Tonight was the first and only VP debate between Joe Biden and Sarah Palin. Again, unless there is a major gaff, rarely does someone win and lose these debates. Biden performed up to his expectations and Governor Palin definitely exceeded the low expectations the media had set for her.

What else should I be? All apologies. I wish I was like you, Easily amused, Find my nest of salt, Everything is my fault, I’ll take all the blame, Aqua seafoam shame, Sunburn with freezerburn, Choking on the ashes of her enemy, All in all we all are.
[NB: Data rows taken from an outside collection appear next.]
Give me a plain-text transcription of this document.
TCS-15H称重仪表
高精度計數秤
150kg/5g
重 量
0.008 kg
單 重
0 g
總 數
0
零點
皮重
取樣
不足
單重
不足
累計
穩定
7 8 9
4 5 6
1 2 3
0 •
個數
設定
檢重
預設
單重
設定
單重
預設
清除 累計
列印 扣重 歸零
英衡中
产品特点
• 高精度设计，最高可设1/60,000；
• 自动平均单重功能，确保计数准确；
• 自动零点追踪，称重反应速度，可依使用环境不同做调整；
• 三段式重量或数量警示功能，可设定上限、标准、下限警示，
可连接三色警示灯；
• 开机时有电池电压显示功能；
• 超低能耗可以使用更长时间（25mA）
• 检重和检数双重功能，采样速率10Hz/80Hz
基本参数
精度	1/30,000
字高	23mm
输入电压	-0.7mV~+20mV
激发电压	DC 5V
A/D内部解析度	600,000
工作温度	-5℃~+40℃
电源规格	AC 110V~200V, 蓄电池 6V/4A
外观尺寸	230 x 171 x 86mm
I read more about Sartre today. One of his major themes was unlike trees, watches, and other objects, humans have “existence before essence.” For example, if you find a watch, you know the watch was created by a watchmaker for a specific purpose – to tell time. Thus, a watch has essence (a purpose) first, and then it is created (existence) for that purpose. Humans on the other hand, have no innate purpose. Life is meaningless and we were not created or designed for a specific purpose. This is what separates humans from all other things. So we exist first, and have to later create our own essence (purpose). This leads to his 2nd major theme, “man is condemned to be free.” So, the positive outlook for his philosophy is even though there is no specific purpose to our life, we can create our own meaning because we have freedom to make our own choices throughout our life. But, Sartre says this brings the burden of responsibility since we are responsible for the choices we make in our life. Sartre said we always have choices even if we feel like we do not. For example, if you don’t like your job, you can quit it. You may say you can’t quit because you have to pay your rent. Sartre says paying your rent is a choice, you could chose to be homeless. He goes on to say every morning when we wake up, we make a choice because we can live our life or we can commit suicide. This freedom of choice is the silver lining in a meaningless universe for Sartre. He is also known for his quote that “Hell is other people.” Finally, Sartre is known for his warning about the “Danger of the Other.” Following Hegal, Sartre believes consciousness is a social condition. We become aware of ourselves by the way we are perceived by others. The danger is we might feel objectified by others, such as feeling they only see us as a man, a Republican, a Jew, a carpenter, etc. and not a fully conscious being. This can cause us in return to objectify others ourselves. This social objectification, leads to many dangers, such as colonialism, racism, and sexism.

I believe Sartre is correct, that freedom of choice is one of the few silver linings we have in life. While life usually only offers bad choices, we still have the freedom to choose among those bad options. For me, choosing between several bad options is better than having no option at all. That is just about the only thing that gives me a glimmer of hope in my life.